Es gibt ein paar große Namen, die, in diesem Augenblick ausgesprochen,
eine Freundschaft zwischen uns stiften würden, eine Wärme, eine
Einigkeit, die es mit sich brächte, daß ich--nur scheinbar
abgesondert--mitten unter Ihnen spräche: aus Ihnen heraus wie eine
Ihrer Stimmen. Der Name, der weit, wie ein Sternbild aus fünf großen
Sternen über diesem Abend steht, kann nicht ausgesprochen werden. Nicht
jetzt. Er würde Unruhe über Sie bringen, Strömungen würden in Ihnen
entstehen, Zuneigung und Abwehr, während ich Ihre Stille brauche und
die ungetrübte Oberfläche Ihrer gutwilligen Erwartung.

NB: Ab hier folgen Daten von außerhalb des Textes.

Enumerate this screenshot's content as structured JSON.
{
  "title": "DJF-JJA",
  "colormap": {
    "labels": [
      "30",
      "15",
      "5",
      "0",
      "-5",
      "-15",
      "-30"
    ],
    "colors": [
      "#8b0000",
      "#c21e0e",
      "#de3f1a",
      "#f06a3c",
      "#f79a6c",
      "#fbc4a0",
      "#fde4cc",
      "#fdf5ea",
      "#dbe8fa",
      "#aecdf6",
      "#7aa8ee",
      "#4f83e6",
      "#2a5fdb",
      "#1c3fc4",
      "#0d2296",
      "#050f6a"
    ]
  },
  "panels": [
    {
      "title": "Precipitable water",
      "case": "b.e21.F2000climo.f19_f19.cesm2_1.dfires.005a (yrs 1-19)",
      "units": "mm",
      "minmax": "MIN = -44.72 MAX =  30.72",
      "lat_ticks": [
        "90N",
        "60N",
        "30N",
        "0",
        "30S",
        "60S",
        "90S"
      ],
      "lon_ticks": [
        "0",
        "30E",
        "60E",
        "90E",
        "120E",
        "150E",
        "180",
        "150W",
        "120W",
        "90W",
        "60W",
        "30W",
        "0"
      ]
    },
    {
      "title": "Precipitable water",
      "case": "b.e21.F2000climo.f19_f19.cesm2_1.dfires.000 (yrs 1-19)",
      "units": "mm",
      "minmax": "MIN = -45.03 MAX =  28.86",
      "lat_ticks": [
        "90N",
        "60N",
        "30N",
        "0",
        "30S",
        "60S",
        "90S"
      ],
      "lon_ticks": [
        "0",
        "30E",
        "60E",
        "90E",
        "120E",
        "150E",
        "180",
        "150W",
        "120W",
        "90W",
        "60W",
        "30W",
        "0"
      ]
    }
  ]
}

Ich bitte die, die es noch können, den Namen zu vergessen, um den es
sich handelt, und ich mache an alle den Anspruch eines noch breiteren
Vergessens. Sie sind es gewohnt, daß man Ihnen von Kunst spricht, und
wer dürfte verschweigen, daß Ihre Geneigtheit immer williger den Worten
entgegenkommt, die sich in solchem Sinne an Sie wenden? Eine gewisse
schöne und starke Bewegung, die sich nicht länger verbergen ließ, hat,
wie eines großen Vogels Flug, Ihre Blicke ergriffen--: nun aber mutet
man Ihnen zu, Ihre Augen zu senken für die Weile eines Abends. Denn
nicht dorthin, nicht in die Himmel ungewisser Entwickelungen will ich
Ihre Aufmerksamkeit versammeln, nicht aus dem Vogelflug der neuen Kunst
will ich Ihnen wahrsagen.

Mir ist zumute wie einem, der Sie an Ihre Kindheit erinnern soll.
Nein, nicht nur an Ihre: an alles, was je Kindheit war. Denn es gilt,
Erinnerungen in Ihnen aufzuwecken, die nicht die Ihren sind, die älter
sind als Sie; Beziehungen sind wiederherzustellen und Zusammenhänge zu
erneuern, die weit vor Ihnen liegen.

Hätte ich Ihnen von Menschen zu sprechen, so könnte ich dort anfangen,
wo Sie eben aufgehört haben, da Sie hier eintraten; in Ihre Gespräche
einfallend, würde ich, wie von selbst, zu allem kommen--, getragen,
mitgerissen von dieser bewegten Zeit, an deren Ufern alles Menschliche
zu liegen scheint, überschwemmt von ihr und auf eine unerwartete Weise
gespiegelt. Aber, da ich es versuche, meine Aufgabe zu überschauen,
wird mir klar, daß ich Ihnen nicht von Menschen zu reden habe, sondern
von Dingen.

DINGE.

Indem ich das ausspreche (hören Sie?), entsteht eine Stille; die
Stille, die um die Dinge ist. Alle Bewegung legt sich, wird Kontur, und
aus vergangener und künftiger Zeit schließt sich ein Dauerndes: der
Raum, die große Beruhigung der zu nichts gedrängten Dinge.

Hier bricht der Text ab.